I believe that would be the IBM POWER series of chips, PowerPC, et al.
Hi,
On Tue, Mar 24, 2015 at 12:49 PM, Niki Kovacs info@microlinux.fr wrote:
Hi,
I often have to deal with relatively obsolete hardware in schools, public libraries, small town halls, etc. I still have a handful of CentOS 5.x installations around for these, but I wonder what CentOS 6.x desktop specs are, e. g. the minimum requirements (in terms of CPU and RAM) to reasonably run it. Will a battered first-generation P-IV with 512 MB RAM be sufficient? How much RAM does 6.x's graphical installer require to even start? Or is it better to opt for CentOS 5.x on this sort of dinosaur?
Try considering Bodhi and Puppy Linux also.
--Regards Ashishkumar S. Yadav
Le 24/03/2015 09:45, Ashish Yadav a écrit :
Try considering Bodhi and Puppy Linux also.

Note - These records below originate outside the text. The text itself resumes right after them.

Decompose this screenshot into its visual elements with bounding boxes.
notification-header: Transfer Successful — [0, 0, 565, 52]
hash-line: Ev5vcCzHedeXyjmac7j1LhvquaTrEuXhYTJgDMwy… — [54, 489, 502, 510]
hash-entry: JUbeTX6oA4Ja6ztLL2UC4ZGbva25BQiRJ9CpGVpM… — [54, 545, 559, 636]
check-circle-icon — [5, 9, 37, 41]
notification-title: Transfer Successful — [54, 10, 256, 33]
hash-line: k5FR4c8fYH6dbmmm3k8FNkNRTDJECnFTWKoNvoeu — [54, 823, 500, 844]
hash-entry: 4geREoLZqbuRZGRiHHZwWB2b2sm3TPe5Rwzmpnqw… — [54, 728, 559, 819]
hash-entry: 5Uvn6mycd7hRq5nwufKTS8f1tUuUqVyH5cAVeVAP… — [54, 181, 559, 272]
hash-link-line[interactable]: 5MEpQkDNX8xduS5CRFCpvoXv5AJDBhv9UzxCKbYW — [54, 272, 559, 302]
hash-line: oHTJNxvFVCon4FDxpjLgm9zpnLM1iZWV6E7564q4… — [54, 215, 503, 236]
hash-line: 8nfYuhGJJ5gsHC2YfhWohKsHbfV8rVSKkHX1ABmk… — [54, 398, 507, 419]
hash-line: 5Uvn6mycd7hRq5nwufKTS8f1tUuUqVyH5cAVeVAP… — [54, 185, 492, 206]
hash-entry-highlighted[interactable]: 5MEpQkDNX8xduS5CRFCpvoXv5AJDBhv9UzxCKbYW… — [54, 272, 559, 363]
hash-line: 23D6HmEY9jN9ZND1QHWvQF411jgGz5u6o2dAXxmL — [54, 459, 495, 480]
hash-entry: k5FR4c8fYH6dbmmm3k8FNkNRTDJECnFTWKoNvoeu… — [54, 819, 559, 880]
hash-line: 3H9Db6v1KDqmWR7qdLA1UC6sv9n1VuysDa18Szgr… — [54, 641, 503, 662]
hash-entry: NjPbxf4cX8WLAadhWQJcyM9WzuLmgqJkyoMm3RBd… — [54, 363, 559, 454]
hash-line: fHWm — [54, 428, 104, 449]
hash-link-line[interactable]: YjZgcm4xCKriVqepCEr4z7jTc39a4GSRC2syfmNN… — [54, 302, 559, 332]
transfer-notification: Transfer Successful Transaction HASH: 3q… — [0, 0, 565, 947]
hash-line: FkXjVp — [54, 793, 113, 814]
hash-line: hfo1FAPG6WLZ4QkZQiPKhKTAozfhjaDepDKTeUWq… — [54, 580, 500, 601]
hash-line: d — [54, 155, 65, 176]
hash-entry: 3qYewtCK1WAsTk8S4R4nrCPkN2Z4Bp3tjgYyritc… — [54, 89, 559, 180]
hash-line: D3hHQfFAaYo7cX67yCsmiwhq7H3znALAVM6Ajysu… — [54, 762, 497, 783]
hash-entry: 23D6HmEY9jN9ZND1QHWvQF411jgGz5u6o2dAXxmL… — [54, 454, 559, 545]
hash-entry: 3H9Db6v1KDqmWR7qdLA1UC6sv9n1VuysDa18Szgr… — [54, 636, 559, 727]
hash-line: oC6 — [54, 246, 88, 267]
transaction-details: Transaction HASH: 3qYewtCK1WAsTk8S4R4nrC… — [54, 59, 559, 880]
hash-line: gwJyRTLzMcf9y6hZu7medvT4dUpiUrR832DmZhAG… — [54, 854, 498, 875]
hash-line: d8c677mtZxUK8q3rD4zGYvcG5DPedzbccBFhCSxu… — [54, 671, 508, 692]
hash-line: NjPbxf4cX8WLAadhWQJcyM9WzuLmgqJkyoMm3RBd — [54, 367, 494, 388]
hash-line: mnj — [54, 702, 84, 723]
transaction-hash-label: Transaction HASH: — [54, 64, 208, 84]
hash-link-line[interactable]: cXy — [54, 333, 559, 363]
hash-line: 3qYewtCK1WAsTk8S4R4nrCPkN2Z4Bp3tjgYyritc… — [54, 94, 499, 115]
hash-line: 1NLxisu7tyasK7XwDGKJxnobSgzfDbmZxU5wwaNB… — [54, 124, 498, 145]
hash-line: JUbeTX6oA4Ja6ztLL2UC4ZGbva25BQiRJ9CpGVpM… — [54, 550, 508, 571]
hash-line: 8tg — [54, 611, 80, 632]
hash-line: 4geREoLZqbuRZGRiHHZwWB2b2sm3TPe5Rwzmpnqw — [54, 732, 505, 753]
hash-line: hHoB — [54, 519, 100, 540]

Thanks but no. As I already stated, I have my own blend of Slackware for this. My question was: I want to install CentOS (and not $OTHER_DISTRO) on these machines, so what are the minimum specs?
A couple of years ago I installed C6 on a ThinkPad A20 (512MB ram, 450MHz cpu). It runs, but is painfully slow. It can handle vi in an xterm, but not a modern web browser. Even a simple yum update takes too long.
Personally, i suggest staying with C5 and planning to recycle the hardware when C5 goes EOL. It comes down to which applications you need to support and how big your support budget is.
On Tue, Mar 24, 2015 at 1:19 AM, Niki Kovacs info@microlinux.fr wrote:
Hi,
I often have to deal with relatively obsolete hardware in schools, public libraries, small town halls, etc. I still have a handful of CentOS 5.x installations around for these, but I wonder what CentOS 6.x desktop specs are, e. g. the minimum requirements (in terms of CPU and RAM) to reasonably run it. Will a battered first-generation P-IV with 512 MB RAM be sufficient? How much RAM does 6.x's graphical installer require to even start? Or is it better to opt for CentOS 5.x on this sort of dinosaur?